Sometimes, Daymon would casually say things to me like, "I wonder what you look like with longer hair" or "I'd like to see you in more dresses, rather than jeans." Soon, I began wearing hair extensions, kept my face made up and wore more miniskirts because it was what he preferred. One day, he invited me to a Cowboys game. We flew on a private jet, arrived at the stadium via limo and sat in the stands. I wondered why we weren't in the luxury box; soon I saw why: He proposed to me with the world watching on the jumbotron! I didn't remember saying yes; in fact, I don't even remember saying anything at all. He put the ring on my finger, kissed me and pandemonium erupted. That's pretty much how my life has gone for the past year: a whirlwind of wedding planning, engagement parties, photo shoots, bridal showers, bridal teas, gown fittings, the bachelorette parties; it was all so overwhelming! Whenever I would make a decision, Mama would change it to something she felt was more suitable. You'd think she was the one getting married.
"Hello? Earth to Sasha."
"Oh, sorry, Meme. I was just thinking."
"I hope you're thinking about getting up outta here."
"Like you did?"
"As time went on, Nathaniel and I had become strangers to each other. At first, we didn't feel like strangers when we met, but as the wedding day drew closer, I realized I really didn't know him as well as a wife should know her husband and what I did know, I didn't want."
"Well, you never really know someone until after you're married to them."
"And, whatever you have now, you'll have more of after you marry. Do you ever think about Sawyer?"
"What about him? He's gone."
"He reached out to you; but you never answered his letters. What you had with Sawyer was real; you loved each other. I can't believe this is what you want." With that, she picked up her maid of honor bouquet and left. I was left alone with my thoughts again, but only for a short while. There was a soft knock at the door.
"Hey, Princess, is it safe to come in?"
He slowly opened the door, "Oh, look at my beautiful baby girl!"
He lifted my veil, then kissed my cheek. "Are you ready?"
"I know your secret," he replied, looking up at the window and the holes in the stained-glass panes.
"The broken window, I saw you throwing the rocks."
"And you never said anything until now?"
"I waited for you to tell me."
"It was so stupid," I whispered, shaking my head. "Sawyer and I were walking home from a party. When we were passing by the church, he made some joke about me being a goody two shoes. He tried to stop me; but I kept on. When we heard the police sirens, he told me to run, so I did. I'm sorry Daddy."
"All's forgiven. I know firsthand that being a preacher's kid isn't easy. I'm proud of the women my girls have become.
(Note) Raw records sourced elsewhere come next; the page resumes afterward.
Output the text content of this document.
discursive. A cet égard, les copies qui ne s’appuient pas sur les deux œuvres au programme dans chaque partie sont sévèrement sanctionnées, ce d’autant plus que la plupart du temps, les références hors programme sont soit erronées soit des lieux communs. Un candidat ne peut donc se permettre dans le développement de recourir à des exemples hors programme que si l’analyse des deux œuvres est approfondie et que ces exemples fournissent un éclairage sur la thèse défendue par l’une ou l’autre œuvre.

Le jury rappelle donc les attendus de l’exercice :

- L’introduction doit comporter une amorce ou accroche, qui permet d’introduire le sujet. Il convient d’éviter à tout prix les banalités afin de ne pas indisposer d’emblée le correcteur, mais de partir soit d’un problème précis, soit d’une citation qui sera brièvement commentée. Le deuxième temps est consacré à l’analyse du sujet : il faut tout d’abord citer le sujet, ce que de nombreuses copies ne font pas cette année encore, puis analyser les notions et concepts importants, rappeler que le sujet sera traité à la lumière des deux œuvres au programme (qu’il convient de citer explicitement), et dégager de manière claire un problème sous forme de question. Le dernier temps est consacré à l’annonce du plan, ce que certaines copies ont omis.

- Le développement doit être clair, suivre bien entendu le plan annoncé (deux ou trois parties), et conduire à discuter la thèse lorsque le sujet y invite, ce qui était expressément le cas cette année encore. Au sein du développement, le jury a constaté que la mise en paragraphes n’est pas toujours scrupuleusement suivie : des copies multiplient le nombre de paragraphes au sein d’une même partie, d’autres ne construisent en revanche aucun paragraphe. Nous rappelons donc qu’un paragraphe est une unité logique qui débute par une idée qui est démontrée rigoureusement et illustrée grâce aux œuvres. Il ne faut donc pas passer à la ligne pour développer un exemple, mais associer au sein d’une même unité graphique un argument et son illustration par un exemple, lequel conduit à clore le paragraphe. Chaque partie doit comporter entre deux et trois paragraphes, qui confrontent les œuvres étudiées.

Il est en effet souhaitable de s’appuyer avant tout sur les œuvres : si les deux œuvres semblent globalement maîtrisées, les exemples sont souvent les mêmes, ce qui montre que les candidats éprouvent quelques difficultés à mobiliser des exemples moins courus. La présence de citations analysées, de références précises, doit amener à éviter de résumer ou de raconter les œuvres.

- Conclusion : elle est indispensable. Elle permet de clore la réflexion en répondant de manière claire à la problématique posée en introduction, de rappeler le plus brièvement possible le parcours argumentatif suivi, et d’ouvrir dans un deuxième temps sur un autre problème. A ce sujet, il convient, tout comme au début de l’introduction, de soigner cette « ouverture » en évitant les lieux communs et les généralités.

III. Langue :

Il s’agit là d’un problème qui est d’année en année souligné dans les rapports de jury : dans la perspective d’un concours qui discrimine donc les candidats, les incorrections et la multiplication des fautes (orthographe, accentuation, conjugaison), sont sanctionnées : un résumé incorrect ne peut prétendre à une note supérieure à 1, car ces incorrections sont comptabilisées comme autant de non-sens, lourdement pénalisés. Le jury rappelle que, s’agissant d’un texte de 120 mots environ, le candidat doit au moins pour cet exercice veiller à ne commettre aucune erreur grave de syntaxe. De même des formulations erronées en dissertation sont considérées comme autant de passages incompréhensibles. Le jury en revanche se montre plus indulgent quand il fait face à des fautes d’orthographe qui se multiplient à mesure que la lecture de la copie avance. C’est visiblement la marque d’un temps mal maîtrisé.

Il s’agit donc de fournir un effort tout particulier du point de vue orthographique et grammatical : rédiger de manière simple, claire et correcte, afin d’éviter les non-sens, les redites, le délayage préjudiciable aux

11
You already know there's no shame in leaving someone at the altar; it sure beats getting a divorce." He patted my shoulder before he left. I could hear the strains of Pachelbel's Canon in D, which meant the ceremony was starting. In about an hour, I would be Mrs. Daymon Reynolds Shaw III. I stood, checked my reflection one last time, took a deep breath and picked up the bouquet of my favorite lilies. At least Mama didn't change that. When I turned around, Sawyer stood before me, wearing a Marines dress blue uniform, his sandy curls completely shorn, looking handsome as ever. My heart felt like it was going to jump right out of my chest.
"I can't believe you really want to become Sasha Shaw," he said, incredulously.